Department of Paediatrics and Adolescent Medicine, LKS Faculty of Medicine, The University of Hong Kong, 5 Sassoon Road, Hong Kong, China.
BMC Genomics. 2014 Jun 10;15(1):455. doi: 10.1186/1471-2164-15-455.
Predicting the functional impact of amino acid substitutions (AAS) caused by nonsynonymous single nucleotide polymorphisms (nsSNPs) is becoming increasingly important as more and more novel variants are being discovered. Bioinformatics analysis is essential to predict potentially causal or contributing AAS to human diseases for further analysis, as for each genome, thousands of rare or private AAS exist and only a very small number of which are related to an underlying disease. Existing algorithms in this field still have high false prediction rate and novel development is needed to take full advantage of vast amount of genomic data.
Here we report a novel algorithm that features two innovative changes: 1. making better use of sequence conservation information by grouping the homologous protein sequences into six blocks according to evolutionary distances to human and evaluating sequence conservation in each block independently, and 2. including as many such homologous sequences as possible in analyses. Random forests are used to evaluate sequence conservation in each block and to predict potential impact of an AAS on protein function. Testing of this algorithm on a comprehensive dataset showed significant improvement on prediction accuracy upon currently widely-used programs.
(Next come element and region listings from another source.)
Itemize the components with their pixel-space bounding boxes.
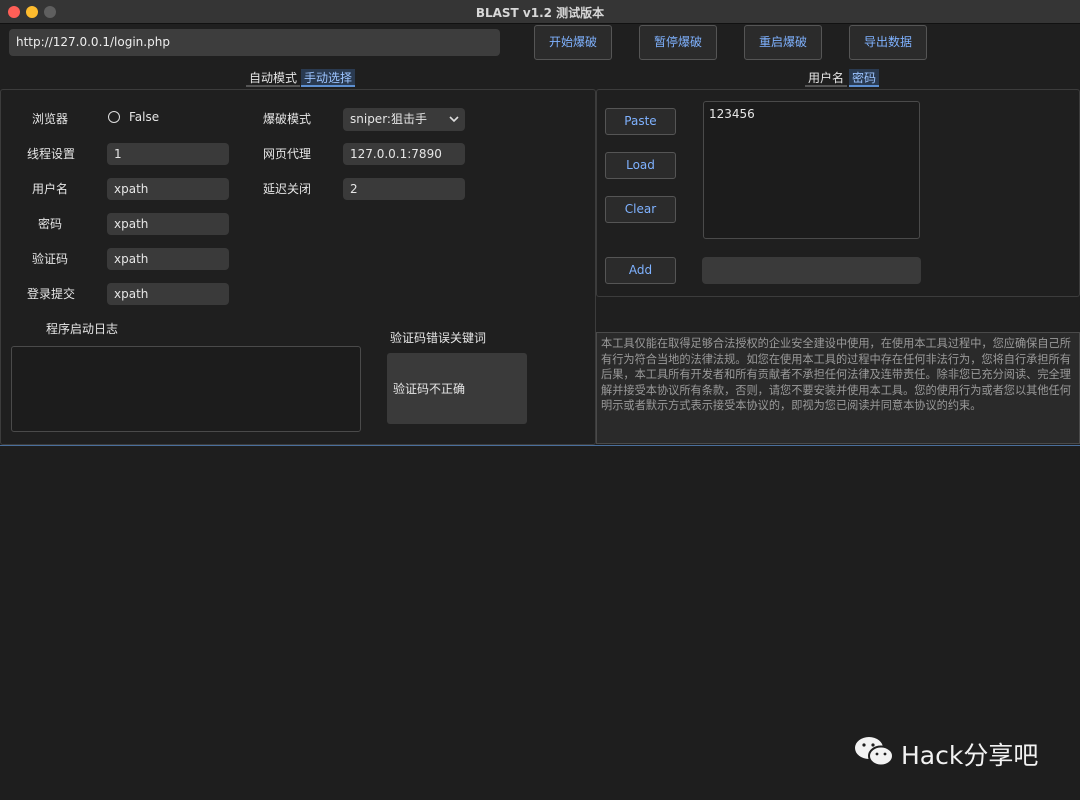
- mode-select-value: sniper:狙击手: [350, 112, 427, 126]
- clear-button[interactable]: Clear: [605, 196, 676, 223]
- delay-input[interactable]: 2: [343, 178, 465, 200]
- submit-label: 登录提交: [27, 287, 76, 301]
- log-label: 程序启动日志: [46, 322, 119, 336]
- mode-select[interactable]: sniper:狙击手: [343, 108, 465, 131]
- title-bar: BLAST v1.2 测试版本: [0, 0, 1080, 24]
- proxy-input[interactable]: 127.0.0.1:7890: [343, 143, 465, 165]
- log-textarea[interactable]: [11, 346, 361, 432]
- browser-value: False: [129, 110, 160, 124]
- captcha-label: 验证码: [32, 252, 69, 266]
- disclaimer-text: 本工具仅能在取得足够合法授权的企业安全建设中使用，在使用本工具过程中，您应确保自…: [596, 332, 1080, 444]
- captcha-xpath-input[interactable]: xpath: [107, 248, 229, 270]
- url-input[interactable]: http://127.0.0.1/login.php: [9, 29, 500, 56]
- pause-attack-button[interactable]: 暂停爆破: [639, 25, 717, 60]
- captcha-error-label: 验证码错误关键词: [390, 331, 487, 345]
- tab-manual-select[interactable]: 手动选择: [301, 69, 356, 87]
- add-entry-input[interactable]: [702, 257, 921, 284]
- username-label: 用户名: [32, 182, 69, 196]
- watermark-text: Hack分享吧: [901, 741, 1039, 770]
- delay-label: 延迟关闭: [263, 182, 312, 196]
- username-xpath-input[interactable]: xpath: [107, 178, 229, 200]
- proxy-label: 网页代理: [263, 147, 312, 161]
- chevron-down-icon: [449, 116, 459, 123]
- export-data-button[interactable]: 导出数据: [849, 25, 927, 60]
- tab-password[interactable]: 密码: [849, 69, 880, 87]
- mode-label: 爆破模式: [263, 112, 312, 126]
- load-button[interactable]: Load: [605, 152, 676, 179]
- tab-username[interactable]: 用户名: [805, 69, 848, 87]
- browser-label: 浏览器: [32, 112, 69, 126]
- password-label: 密码: [38, 217, 63, 231]
- paste-button[interactable]: Paste: [605, 108, 676, 135]
- threads-label: 线程设置: [27, 147, 76, 161]
- add-button[interactable]: Add: [605, 257, 676, 284]
- password-xpath-input[interactable]: xpath: [107, 213, 229, 235]
- dictionary-list[interactable]: 123456: [703, 101, 920, 239]
- tab-auto-mode[interactable]: 自动模式: [246, 69, 301, 87]
- window-title: BLAST v1.2 测试版本: [475, 6, 605, 20]
- wechat-icon: [855, 737, 894, 767]
- captcha-error-input[interactable]: 验证码不正确: [387, 353, 527, 424]
- start-attack-button[interactable]: 开始爆破: [534, 25, 612, 60]
- watermark: Hack分享吧: [853, 732, 1053, 772]
- browser-radio[interactable]: [108, 111, 120, 123]
- threads-input[interactable]: 1: [107, 143, 229, 165]
- submit-xpath-input[interactable]: xpath: [107, 283, 229, 305]
- restart-attack-button[interactable]: 重启爆破: [744, 25, 822, 60]
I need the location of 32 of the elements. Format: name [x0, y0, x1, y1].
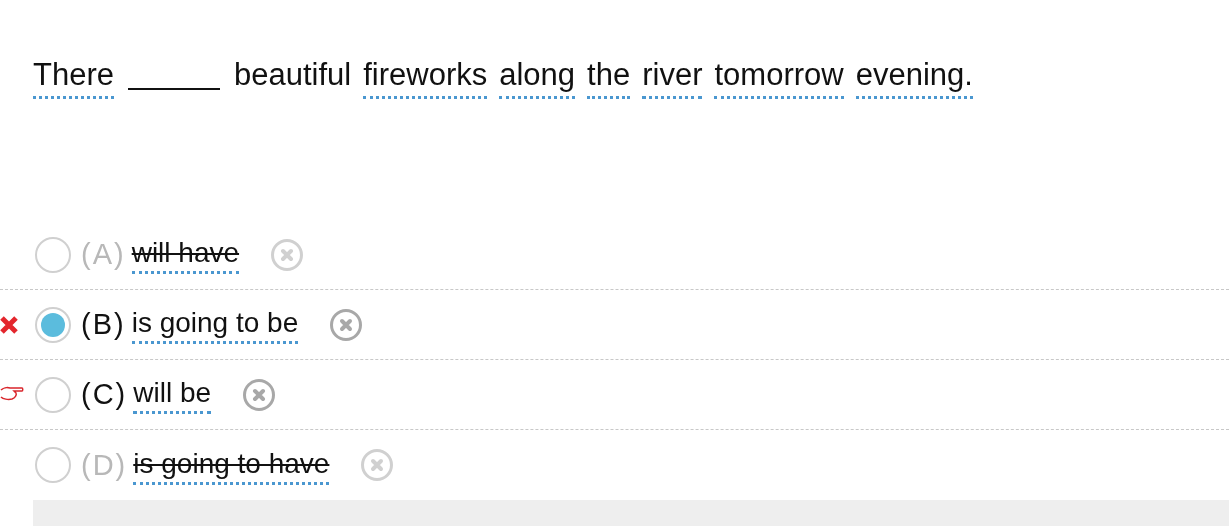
option-text[interactable]: will have	[131, 235, 240, 274]
option-row[interactable]: (D) is going to have	[0, 430, 1229, 500]
sentence-word[interactable]: tomorrow	[714, 56, 844, 99]
radio-button[interactable]	[35, 447, 71, 483]
option-letter: (B)	[81, 308, 126, 341]
radio-button[interactable]	[35, 306, 71, 343]
option-row[interactable]: (B) is going to be	[0, 290, 1229, 360]
radio-button[interactable]	[35, 376, 71, 413]
option-text[interactable]: is going to be	[131, 305, 299, 344]
eliminate-button[interactable]	[243, 378, 276, 411]
close-icon	[280, 247, 295, 262]
option-letter: (A)	[81, 238, 126, 271]
option-text[interactable]: is going to have	[133, 445, 330, 485]
eliminate-button[interactable]	[361, 449, 394, 481]
sentence-word[interactable]: along	[499, 56, 576, 99]
eliminate-button[interactable]	[271, 238, 304, 271]
close-icon	[370, 458, 385, 472]
close-icon	[252, 387, 267, 402]
sentence-word[interactable]: There	[33, 56, 114, 99]
sentence-word[interactable]: evening.	[855, 56, 973, 99]
close-icon	[339, 317, 354, 332]
option-letter: (D)	[81, 448, 128, 482]
sentence-word[interactable]: the	[587, 56, 631, 99]
option-text[interactable]: will be	[133, 375, 212, 414]
sentence-word[interactable]: river	[642, 56, 703, 99]
sentence-word[interactable]: beautiful	[234, 56, 352, 99]
radio-button[interactable]	[35, 236, 71, 273]
eliminate-button[interactable]	[330, 308, 363, 341]
sentence-word[interactable]: fireworks	[363, 56, 488, 99]
option-row[interactable]: (A) will have	[0, 220, 1229, 290]
option-row[interactable]: (C) will be	[0, 360, 1229, 430]
option-letter: (C)	[81, 378, 128, 411]
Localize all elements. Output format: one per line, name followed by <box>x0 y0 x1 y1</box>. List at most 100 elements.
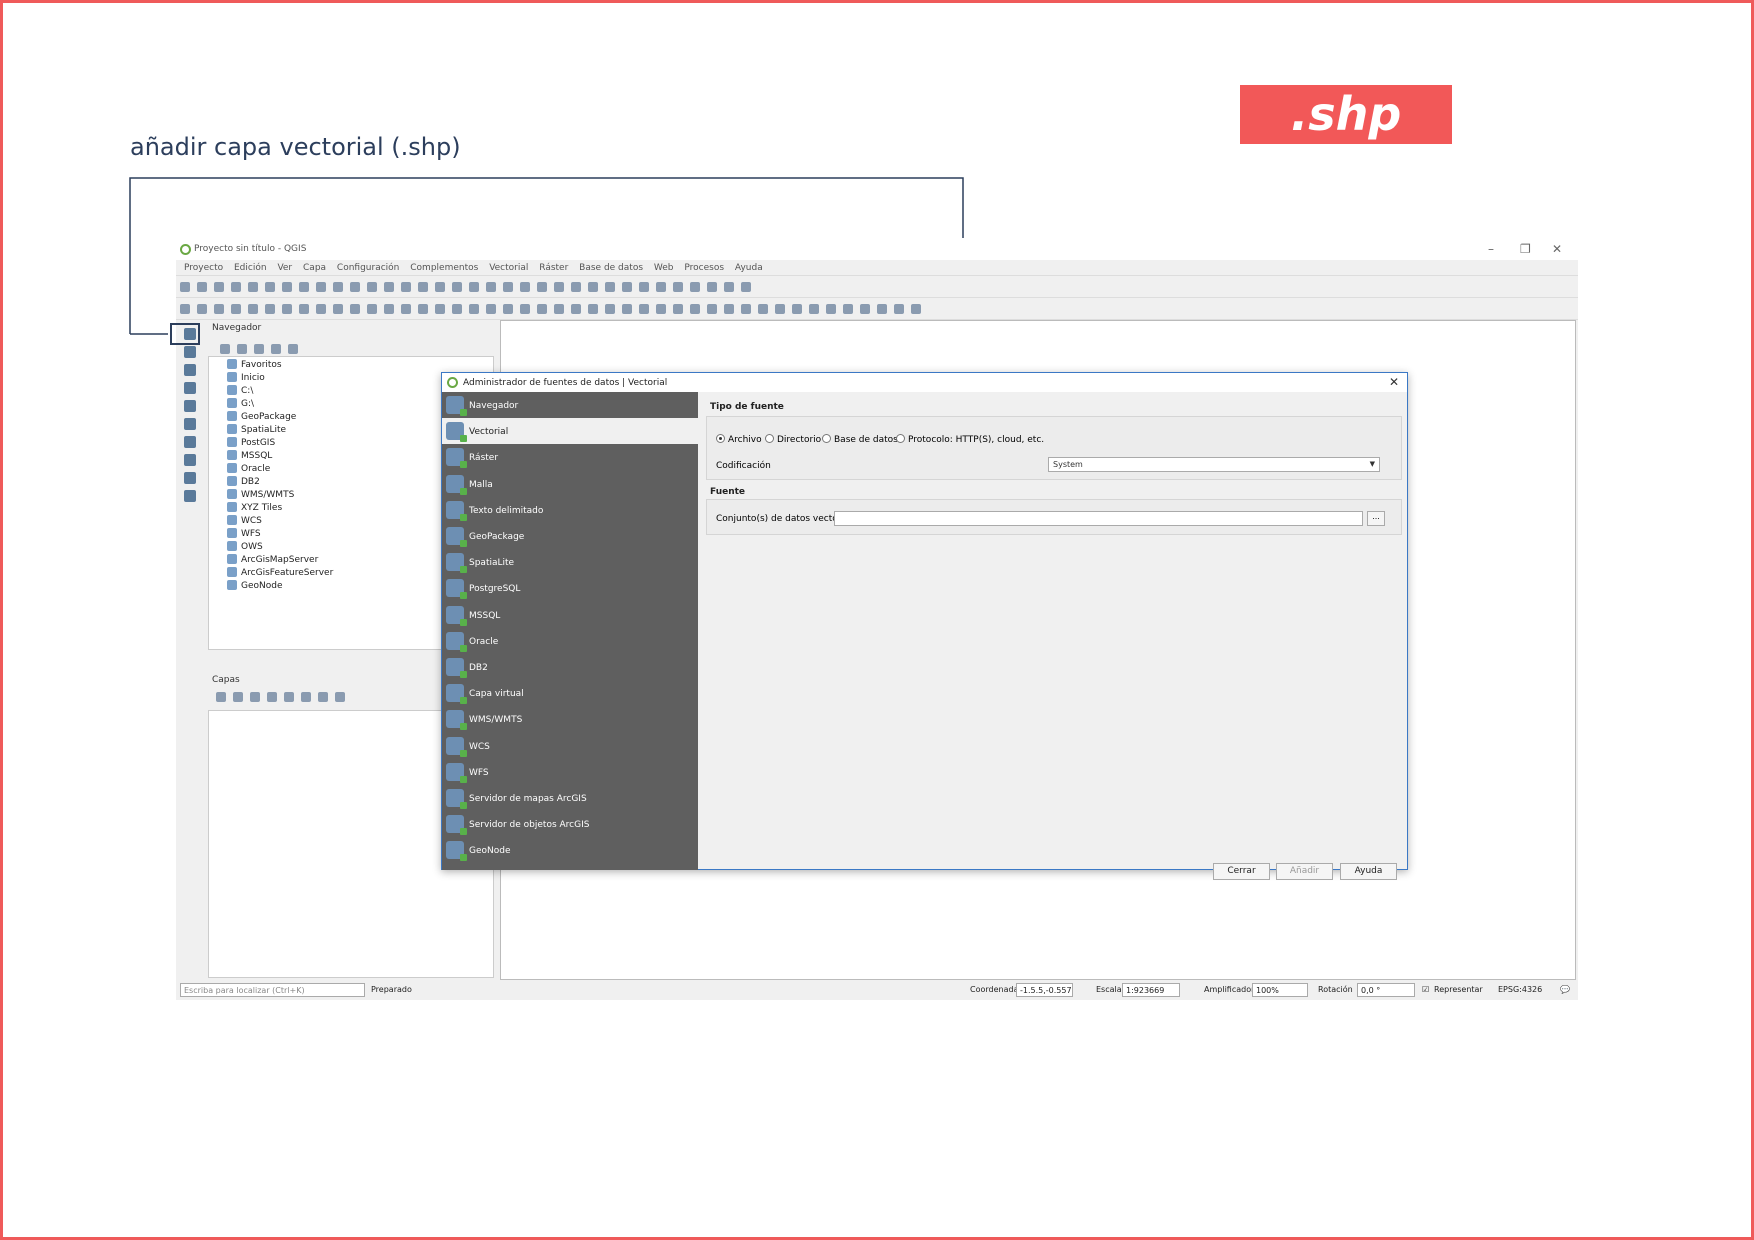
toolbar-tool-icon[interactable] <box>452 304 462 314</box>
sidebar-item-16[interactable]: Servidor de objetos ArcGIS <box>442 811 698 837</box>
toolbar-tool-icon[interactable] <box>333 282 343 292</box>
toolbar-tool-icon[interactable] <box>180 282 190 292</box>
toolbar-tool-icon[interactable] <box>826 304 836 314</box>
style-icon[interactable] <box>216 692 226 702</box>
render-checkbox[interactable]: ☑ <box>1422 985 1429 994</box>
sidebar-item-11[interactable]: Capa virtual <box>442 680 698 706</box>
toolbar-tool-icon[interactable] <box>911 304 921 314</box>
info-icon[interactable] <box>288 344 298 354</box>
toolbar-tool-icon[interactable] <box>265 304 275 314</box>
add-delimited-text-icon[interactable] <box>184 364 196 376</box>
restore-icon[interactable]: ❐ <box>1520 242 1531 256</box>
toolbar-tool-icon[interactable] <box>588 304 598 314</box>
toolbar-tool-icon[interactable] <box>809 304 819 314</box>
menu-complementos[interactable]: Complementos <box>410 263 478 273</box>
toolbar-tool-icon[interactable] <box>350 304 360 314</box>
toolbar-tool-icon[interactable] <box>316 282 326 292</box>
toolbar-tool-icon[interactable] <box>299 304 309 314</box>
toolbar-tool-icon[interactable] <box>435 304 445 314</box>
toolbar-tool-icon[interactable] <box>673 282 683 292</box>
coord-field[interactable]: -1.5.5,-0.557 <box>1016 983 1073 997</box>
toolbar-tool-icon[interactable] <box>860 304 870 314</box>
menu-ayuda[interactable]: Ayuda <box>735 263 763 273</box>
sidebar-item-9[interactable]: Oracle <box>442 628 698 654</box>
toolbar-tool-icon[interactable] <box>384 304 394 314</box>
toolbar-tool-icon[interactable] <box>741 304 751 314</box>
menu-base-datos[interactable]: Base de datos <box>579 263 643 273</box>
add-vector-layer-icon[interactable] <box>184 328 196 340</box>
toolbar-tool-icon[interactable] <box>214 304 224 314</box>
toolbar-tool-icon[interactable] <box>435 282 445 292</box>
remove-layer-icon[interactable] <box>335 692 345 702</box>
toolbar-tool-icon[interactable] <box>520 304 530 314</box>
toolbar-tool-icon[interactable] <box>469 282 479 292</box>
toolbar-tool-icon[interactable] <box>724 304 734 314</box>
toolbar-tool-icon[interactable] <box>639 304 649 314</box>
browser-item-wms-wmts[interactable]: WMS/WMTS <box>227 489 294 502</box>
add-wfs-icon[interactable] <box>184 454 196 466</box>
radio-database[interactable]: Base de datos <box>822 434 898 445</box>
add-mesh-icon[interactable] <box>184 400 196 412</box>
toolbar-tool-icon[interactable] <box>877 304 887 314</box>
toolbar-tool-icon[interactable] <box>605 304 615 314</box>
magnifier-field[interactable]: 100% <box>1252 983 1308 997</box>
sidebar-item-17[interactable]: GeoNode <box>442 837 698 863</box>
browser-item-wfs[interactable]: WFS <box>227 528 261 541</box>
filter-legend-icon[interactable] <box>267 692 277 702</box>
toolbar-tool-icon[interactable] <box>197 304 207 314</box>
toolbar-tool-icon[interactable] <box>554 304 564 314</box>
toolbar-tool-icon[interactable] <box>503 304 513 314</box>
toolbar-tool-icon[interactable] <box>384 282 394 292</box>
browser-item-postgis[interactable]: PostGIS <box>227 437 275 450</box>
toolbar-tool-icon[interactable] <box>231 282 241 292</box>
browser-item-oracle[interactable]: Oracle <box>227 463 270 476</box>
browser-item-xyz-tiles[interactable]: XYZ Tiles <box>227 502 282 515</box>
toolbar-tool-icon[interactable] <box>792 304 802 314</box>
toolbar-tool-icon[interactable] <box>197 282 207 292</box>
toolbar-tool-icon[interactable] <box>231 304 241 314</box>
toolbar-tool-icon[interactable] <box>571 282 581 292</box>
toolbar-tool-icon[interactable] <box>741 282 751 292</box>
sidebar-item-6[interactable]: SpatiaLite <box>442 549 698 575</box>
close-button[interactable]: Cerrar <box>1213 863 1270 880</box>
toolbar-tool-icon[interactable] <box>843 304 853 314</box>
toolbar-tool-icon[interactable] <box>894 304 904 314</box>
toolbar-tool-icon[interactable] <box>520 282 530 292</box>
close-icon[interactable]: ✕ <box>1552 242 1562 256</box>
add-button[interactable]: Añadir <box>1276 863 1333 880</box>
toolbar-tool-icon[interactable] <box>282 282 292 292</box>
sidebar-item-4[interactable]: Texto delimitado <box>442 497 698 523</box>
toolbar-tool-icon[interactable] <box>333 304 343 314</box>
sidebar-item-15[interactable]: Servidor de mapas ArcGIS <box>442 785 698 811</box>
toolbar-tool-icon[interactable] <box>503 282 513 292</box>
help-button[interactable]: Ayuda <box>1340 863 1397 880</box>
sidebar-item-5[interactable]: GeoPackage <box>442 523 698 549</box>
toolbar-tool-icon[interactable] <box>367 304 377 314</box>
collapse-all-icon[interactable] <box>318 692 328 702</box>
sidebar-item-13[interactable]: WCS <box>442 733 698 759</box>
sidebar-item-12[interactable]: WMS/WMTS <box>442 706 698 732</box>
encoding-select[interactable]: System ▼ <box>1048 457 1380 472</box>
toolbar-tool-icon[interactable] <box>248 304 258 314</box>
add-wcs-icon[interactable] <box>184 472 196 484</box>
add-selected-icon[interactable] <box>220 344 230 354</box>
toolbar-tool-icon[interactable] <box>486 282 496 292</box>
toolbar-tool-icon[interactable] <box>639 282 649 292</box>
sidebar-item-10[interactable]: DB2 <box>442 654 698 680</box>
browser-item-home[interactable]: Inicio <box>227 372 265 385</box>
toolbar-tool-icon[interactable] <box>690 282 700 292</box>
radio-file[interactable]: Archivo <box>716 434 762 445</box>
sidebar-item-7[interactable]: PostgreSQL <box>442 575 698 601</box>
browser-item-geopackage[interactable]: GeoPackage <box>227 411 296 424</box>
menu-vectorial[interactable]: Vectorial <box>489 263 528 273</box>
toolbar-tool-icon[interactable] <box>299 282 309 292</box>
refresh-icon[interactable] <box>237 344 247 354</box>
browser-item-geonode[interactable]: GeoNode <box>227 580 283 593</box>
minimize-icon[interactable]: – <box>1488 242 1494 256</box>
toolbar-tool-icon[interactable] <box>588 282 598 292</box>
toolbar-tool-icon[interactable] <box>401 282 411 292</box>
crs-button[interactable]: EPSG:4326 <box>1498 985 1542 994</box>
toolbar-tool-icon[interactable] <box>180 304 190 314</box>
scale-combo[interactable]: 1:923669 <box>1122 983 1180 997</box>
toolbar-tool-icon[interactable] <box>758 304 768 314</box>
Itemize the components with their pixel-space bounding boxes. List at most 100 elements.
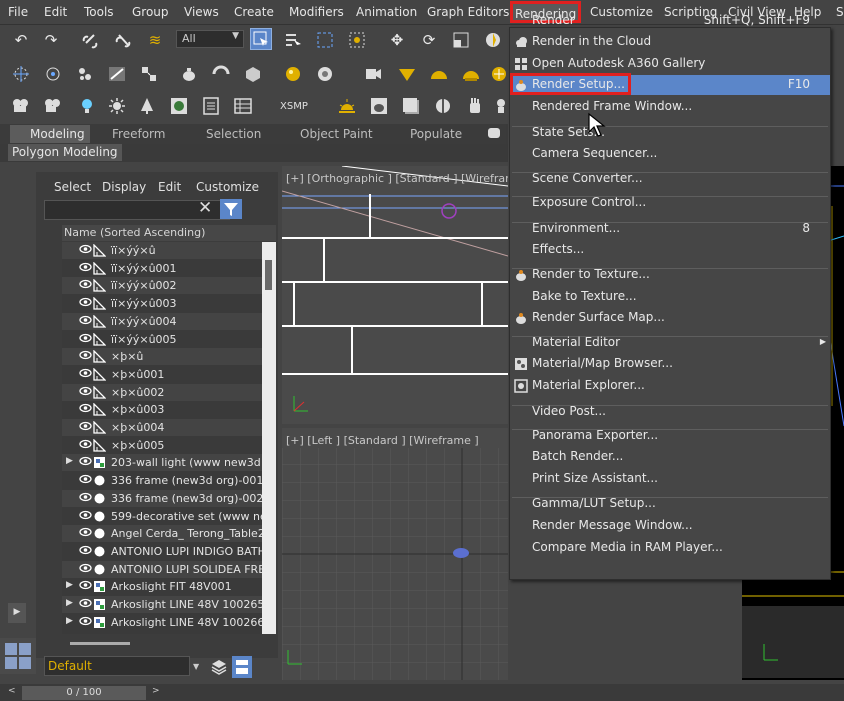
expand-arrow-icon[interactable]: ▶ xyxy=(66,598,73,608)
filter-icon[interactable] xyxy=(220,199,242,219)
list-item[interactable]: ×þ×û002 xyxy=(62,383,262,401)
redo-icon[interactable]: ↷ xyxy=(40,29,62,51)
list-item[interactable]: 599-decorative set (www new3d org) xyxy=(62,508,262,525)
expand-arrow-icon[interactable]: ▶ xyxy=(66,580,73,590)
menu-item-render-surface-map[interactable]: Render Surface Map... xyxy=(510,308,830,328)
tab-modeling[interactable]: Modeling xyxy=(10,125,90,143)
menu-item-panorama-exporter[interactable]: Panorama Exporter... xyxy=(510,426,830,446)
menu-item-camera-sequencer[interactable]: Camera Sequencer... xyxy=(510,144,830,164)
list-item[interactable]: ▶ Arkoslight LINE 48V 100266 xyxy=(62,614,262,631)
scale-icon[interactable] xyxy=(450,29,472,51)
camera-target-icon[interactable] xyxy=(42,95,64,117)
expand-arrow-icon[interactable]: ▶ xyxy=(66,456,73,466)
menu-overflow[interactable]: S xyxy=(836,5,844,19)
layer-dropdown[interactable]: Default xyxy=(44,656,190,676)
eye-icon[interactable] xyxy=(79,261,92,276)
menu-item-render[interactable]: Render Shift+Q, Shift+F9 xyxy=(510,11,830,31)
selection-filter-dropdown[interactable]: All ▼ xyxy=(176,30,244,48)
rotate-view-icon[interactable] xyxy=(432,95,454,117)
menu-group[interactable]: Group xyxy=(132,5,169,19)
menu-create[interactable]: Create xyxy=(234,5,274,19)
eye-icon[interactable] xyxy=(79,420,92,435)
snap-toggle-icon[interactable] xyxy=(42,63,64,85)
list-item[interactable]: 336 frame (new3d org)-001 xyxy=(62,472,262,489)
list-item[interactable]: ×þ×û005 xyxy=(62,437,262,454)
layers-icon[interactable] xyxy=(210,658,228,676)
render-setup-toolbar-icon[interactable] xyxy=(314,63,336,85)
list-item[interactable]: ANTONIO LUPI SOLIDEA FREESTANDING xyxy=(62,560,262,578)
viewport-top-label[interactable]: [+] [Orthographic ] [Standard ] [Wirefra… xyxy=(286,172,508,185)
viewport-left[interactable]: [+] [Left ] [Standard ] [Wireframe ] xyxy=(282,428,508,680)
eye-icon[interactable] xyxy=(79,597,92,612)
eye-icon[interactable] xyxy=(79,278,92,293)
list-item[interactable]: ïï×ýý×û002 xyxy=(62,277,262,295)
eye-icon[interactable] xyxy=(79,367,92,382)
render-teapot-icon[interactable] xyxy=(368,95,390,117)
menu-item-exposure-control[interactable]: Exposure Control... xyxy=(510,193,830,213)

The algorithm and a web-based application tool implementing it, EFIN (Evaluation of Functional Impact of Nonsynonymous SNPs) were made freely available (http://paed.hku.hk/efin/) to the public.
Grouping homologous sequences into different blocks according to the evolutionary distance of the species to human and evaluating sequence conservation in each group independently significantly improved prediction accuracy. This approach may help us better understand the roles of genetic variants in human disease and health.
随着越来越多的新型变异被发现,预测由非同义单核苷酸多态性(nsSNP)引起的氨基酸替换(AAS)对功能的影响变得越来越重要。生物信息学分析对于预测可能导致人类疾病的因果或贡献性 AAS 至关重要,因为对于每个基因组,都存在数千种罕见或特定的 AAS,其中只有极少数与潜在疾病有关。该领域现有的算法仍然存在很高的假阳性预测率,因此需要新的开发来充分利用大量的基因组数据。
我们在此报告了一种新的算法,其具有两个创新的变化:1. 通过根据与人类的进化距离将同源蛋白序列分为六个块,更好地利用序列保守性信息,并独立评估每个块中的序列保守性;2. 在分析中尽可能多地包含此类同源序列。随机森林用于评估每个块中的序列保守性,并预测 AAS 对蛋白质功能的潜在影响。在一个综合数据集上对该算法进行测试表明,与当前广泛使用的程序相比,预测准确性有了显著提高。该算法和一个基于网络的应用程序工具 EFIN(非同义 SNP 功能影响评估)已免费向公众提供(http://paed.hku.hk/efin/)。
根据与人类的进化距离将同源序列分为不同的块,并独立评估每个组中的序列保守性,显著提高了预测准确性。这种方法可能有助于我们更好地理解遗传变异在人类疾病和健康中的作用。